Утром больную Лиду Вайсман полицейский погнал убирать трупы отравившихся ночью доктора Вайнтрауба, его жены и дочери.
Кое-кто из тёмных людей хотел пробраться в квартиру к доктору. У жены его была каракулевая шуба, да вообще много имелось хороших вещей: серебряные ложки, хрустальные бокалы, из которых пили, когда приезжал сын — ленинградский профессор, ковры. Но немцы поставили караул, и никто ничего не получил, даже доктор Агеев, просивший «Большую медицинскую энциклопедию» и горячо объяснявший, что книги эти немцам совершенно не нужны, они ведь писаны на русском языке.

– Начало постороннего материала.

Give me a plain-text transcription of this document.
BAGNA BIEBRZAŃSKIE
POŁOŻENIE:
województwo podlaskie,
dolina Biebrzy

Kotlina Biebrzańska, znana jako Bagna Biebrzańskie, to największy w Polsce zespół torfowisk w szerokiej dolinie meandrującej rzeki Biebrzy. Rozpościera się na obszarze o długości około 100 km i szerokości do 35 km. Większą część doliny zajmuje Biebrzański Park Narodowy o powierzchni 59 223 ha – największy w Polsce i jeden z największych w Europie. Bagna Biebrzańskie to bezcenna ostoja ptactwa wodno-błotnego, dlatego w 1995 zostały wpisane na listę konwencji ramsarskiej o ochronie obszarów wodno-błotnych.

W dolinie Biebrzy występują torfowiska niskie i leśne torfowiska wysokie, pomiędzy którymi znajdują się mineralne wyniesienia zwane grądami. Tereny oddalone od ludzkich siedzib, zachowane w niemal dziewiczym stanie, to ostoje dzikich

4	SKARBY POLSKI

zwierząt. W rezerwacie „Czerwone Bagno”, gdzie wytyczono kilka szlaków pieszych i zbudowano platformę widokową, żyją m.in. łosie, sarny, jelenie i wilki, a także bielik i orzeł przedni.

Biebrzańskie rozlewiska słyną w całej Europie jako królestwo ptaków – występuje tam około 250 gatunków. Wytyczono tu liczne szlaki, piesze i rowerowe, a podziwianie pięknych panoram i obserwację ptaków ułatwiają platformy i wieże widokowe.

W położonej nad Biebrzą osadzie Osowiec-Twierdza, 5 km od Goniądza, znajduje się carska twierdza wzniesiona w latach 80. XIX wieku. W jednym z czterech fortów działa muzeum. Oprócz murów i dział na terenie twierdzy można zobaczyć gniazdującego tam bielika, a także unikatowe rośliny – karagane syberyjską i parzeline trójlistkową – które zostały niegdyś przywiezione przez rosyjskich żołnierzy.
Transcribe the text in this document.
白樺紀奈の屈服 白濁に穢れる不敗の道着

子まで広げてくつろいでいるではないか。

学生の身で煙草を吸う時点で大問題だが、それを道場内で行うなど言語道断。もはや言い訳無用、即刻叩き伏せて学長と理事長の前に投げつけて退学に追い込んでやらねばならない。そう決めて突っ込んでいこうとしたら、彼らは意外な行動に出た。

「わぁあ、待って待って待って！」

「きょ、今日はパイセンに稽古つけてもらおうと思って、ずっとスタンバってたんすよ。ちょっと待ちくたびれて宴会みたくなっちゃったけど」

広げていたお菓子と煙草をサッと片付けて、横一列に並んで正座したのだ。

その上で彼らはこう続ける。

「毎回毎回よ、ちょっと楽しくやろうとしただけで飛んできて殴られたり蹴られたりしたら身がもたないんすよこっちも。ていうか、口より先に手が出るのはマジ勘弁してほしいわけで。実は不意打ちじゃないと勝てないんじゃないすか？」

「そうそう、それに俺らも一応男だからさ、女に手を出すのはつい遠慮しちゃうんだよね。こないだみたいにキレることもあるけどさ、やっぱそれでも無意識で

Тела везли по всем улицам. Худая, скверная лошадь останавливалась на каждом углу, точно мёртвые её пассажиры каждый раз просили остановиться, чтобы посмотреть на заколоченные дома, на террасу, застеклённую синим и жёлтым стеклом в доме Любименко, на каланчу.
Пациенты смотрели на последнее путешествие доктора из окон, ворот, дверей. Никто, конечно, не плакал, не снимал шапок, не прощался с ним. В страшные эти времена кровь, страдания и смерть никого не трогали, потрясала людей лишь любовь и доброта. Доктор не был нужен городу: кому охота лечиться в такое время, когда здоровье сущая кара. Кровохарканье, паралич, тяжёлая грыжа, смертные сердечные припадки, злые опухоли спасали от изнурительных работ, от немецкой каторги. И о болезнях мечтали, вызывали их, молили о них бога. Мёртвого доктора провожали угрюмыми и молчаливыми взглядами. Лишь одна старуха Вайсман заплакала, когда телега проехала мимо дома, потому что накануне доктор, придя прощаться с учителем, принёс для маленькой Кати кило рису, кулёк какао и двенадцать кусков сахару. Он хорошо лечил людей, — доктор Вайнтрауб, но не любил лечить бесплатно. Никому никогда он не делал такого богатого подарка.